Bien qu’ami de Napoléon, il n’en vote pas moins, en 1814, sa déchéance, par horreur de la guerre. Nommé pair de France par la Restauration, il refuse et renvoie le cordon de l’ordre de Saint-Michel ; car courage et loyauté s’unissent chez lui au plus complet désintéressement.
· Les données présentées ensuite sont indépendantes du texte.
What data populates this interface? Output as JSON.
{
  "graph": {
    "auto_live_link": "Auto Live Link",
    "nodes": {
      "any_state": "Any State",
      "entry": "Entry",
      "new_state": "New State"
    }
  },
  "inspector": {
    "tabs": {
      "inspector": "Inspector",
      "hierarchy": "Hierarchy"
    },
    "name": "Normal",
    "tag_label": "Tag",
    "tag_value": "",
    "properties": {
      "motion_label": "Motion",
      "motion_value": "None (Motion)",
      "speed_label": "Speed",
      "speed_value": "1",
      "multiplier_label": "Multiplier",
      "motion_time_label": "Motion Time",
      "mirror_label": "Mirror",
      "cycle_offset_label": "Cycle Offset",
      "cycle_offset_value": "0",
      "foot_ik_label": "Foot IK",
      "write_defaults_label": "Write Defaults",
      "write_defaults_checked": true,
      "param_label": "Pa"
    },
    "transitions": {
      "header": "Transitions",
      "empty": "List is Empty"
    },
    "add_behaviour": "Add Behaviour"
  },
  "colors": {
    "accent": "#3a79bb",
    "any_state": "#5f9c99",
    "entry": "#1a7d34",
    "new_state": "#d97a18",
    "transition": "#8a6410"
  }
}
Ses dernières années sont marquées par de cruelles épreuves. En 1811, il a perdu son fils, qui, ruiné par de malheureuses spéculations industrielles, a mis fin à ses jours à Marseille, le laissant dans le dénuement. Mis au courant, Napoléon lui fait remettre cent mille écus. Puis il voit mourir coup sur coup ses deux grands amis, Guyton de Morveau et Monge. Sa santé, pourtant, demeure assez bonne. Mais un anthrax, qu’il cache aux siens, provoque sa fin.

R. T.


Les contemporains de Berthollet


Jean Antoine Chaptal, comte de Chanteloup,

chimiste français (Nojaret 1756 - Paris 1832). D’une famille de propriétaires terriens, il devient docteur en médecine à Montpellier, puis se rend à Paris pour s’initier à la chimie. Il installe près de Montpellier une fabrique de produits chimiques qui donne au commerce français l’acide sulfurique, l’alun, le salpêtre, les savons, et naturalise la teinture du coton par le rouge d’Andrinople et la culture du pastel. Il imagine le sucrage des vins et invente un mortier hydraulique. Revenu à Paris, professeur à l’École polytechnique, membre de l’Institut (1795), il est appelé au Conseil d’État après le 18-Brumaire et est nommé ministre de l’Intérieur en 1800. Il établit les chambres de commerce et fonde la première école d’arts et métiers. (Acad. des sc., 1796.)


Antoine François, comte de Fourcroy,

chimiste français (Paris 1755 - id. 1809). De famille modeste et peu brillant dans ses études, il est d’abord commis de bureau. Mais, en 1780, il obtient par concours le titre de médecin. En 1784, il succède à Macquer dans la chaire de chimie du Jardin du roi et entre à l’Académie des sciences. Député suppléant à la Convention, il est nommé par Bonaparte directeur général de l’Instruction publique.

Parmi ses travaux, on peut noter l’analyse des guanos du Pérou, l’obtention de la baryte et de la strontiane, la mise au point d’un procédé de séparation du cuivre et de l’étain, et des recherches sur les albumines et la gélatine.


Baron Louis Bernard Guyton de Morveau,

chimiste français (Dijon 1737 - Paris 1816). D’abord magistrat à Dijon, il s’intéresse aux sciences physiques et assure l’enseignement de la chimie dans les cours publics créés par les états de Bourgogne (1774). Chaud partisan de la Révolution, il est membre du Comité de salut public, puis, sous l’Empire, directeur de l’École polytechnique et administrateur des Monnaies (1800).

On lui doit l’emploi du gaz chlorhydrique pour la désinfection et la liquéfaction de l’ammoniac. Il est l’auteur des Éléments de chimie théorique et pratique (1778). [Acad. des sc., 1795.]